Reputation: 17
I am trying to compile a simple bash script. It should search for files whose name matches a supplied pattern (pattern is supplied as an argument) and list a few first lines of the file. All the files will be in one directory.
I know I should use head -n 3
for listing the first few lines of the file, but I have no idea how to search for that supplied pattern and how to put it together.

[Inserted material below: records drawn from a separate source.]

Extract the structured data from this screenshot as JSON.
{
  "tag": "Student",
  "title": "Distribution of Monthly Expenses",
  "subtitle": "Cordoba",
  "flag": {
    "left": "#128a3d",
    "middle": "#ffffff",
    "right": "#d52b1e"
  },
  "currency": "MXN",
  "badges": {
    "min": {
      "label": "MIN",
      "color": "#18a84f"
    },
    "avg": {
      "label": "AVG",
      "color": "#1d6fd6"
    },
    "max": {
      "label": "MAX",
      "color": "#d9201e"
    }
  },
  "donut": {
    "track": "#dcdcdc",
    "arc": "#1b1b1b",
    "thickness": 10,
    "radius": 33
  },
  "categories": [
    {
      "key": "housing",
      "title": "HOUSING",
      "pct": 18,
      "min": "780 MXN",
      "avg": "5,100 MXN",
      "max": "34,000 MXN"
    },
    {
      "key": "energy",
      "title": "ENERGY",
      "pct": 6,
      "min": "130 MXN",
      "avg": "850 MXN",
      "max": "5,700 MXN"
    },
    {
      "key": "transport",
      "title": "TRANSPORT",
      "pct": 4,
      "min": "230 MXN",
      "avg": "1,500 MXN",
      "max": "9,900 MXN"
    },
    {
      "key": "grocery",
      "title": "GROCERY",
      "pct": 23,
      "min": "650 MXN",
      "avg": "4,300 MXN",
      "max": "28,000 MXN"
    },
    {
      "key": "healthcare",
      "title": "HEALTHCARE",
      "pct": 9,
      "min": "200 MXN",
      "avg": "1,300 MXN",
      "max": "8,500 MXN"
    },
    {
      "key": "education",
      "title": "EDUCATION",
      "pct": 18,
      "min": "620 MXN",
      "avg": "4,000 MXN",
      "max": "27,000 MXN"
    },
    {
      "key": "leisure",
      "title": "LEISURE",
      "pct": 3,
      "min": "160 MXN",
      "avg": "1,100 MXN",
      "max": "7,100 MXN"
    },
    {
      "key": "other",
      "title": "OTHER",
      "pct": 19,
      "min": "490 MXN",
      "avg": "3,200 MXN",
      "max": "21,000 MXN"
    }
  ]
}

Thank you very much for all the answers.
Upvotes: 0
Views: 241
Reputation: 8829
Bash has a globstar
option that when set will enable you to use **
to search subdirectories:
head -3 **/mypattern*.txt
To set globstar you can add the following to your .bashrc:
shopt -s globstar
Upvotes: 2
Reputation: 208052
No need really, the shell will do patterns for you:
head -3 *.c
==> it.c <==
#include<stdio.h>
int main()
{
==> sem.c <==
#include <stdio.h> /* printf() */
#include <stdlib.h> /* exit(), malloc(), free() */
#include <sys/types.h> /* key_t, sem_t, pid_t */
==> usbtest.c <==
Another example:
head -3 file[0-9]
==> file1 <==
file1 line 1
file1 line 2
file1 line 3
==> file2 <==
file2 line 1
file2 line 2
file2 line 3
==> file9 <==
file9 line 1
file9 line 2
file9 line 3
Upvotes: 2
Reputation: 59596
find . -type f -name 'mypattern*.txt' -exec head -n 3 {} \;
Add a -maxdepth 0
before the -exec
if you do not want to descend into subdirectories.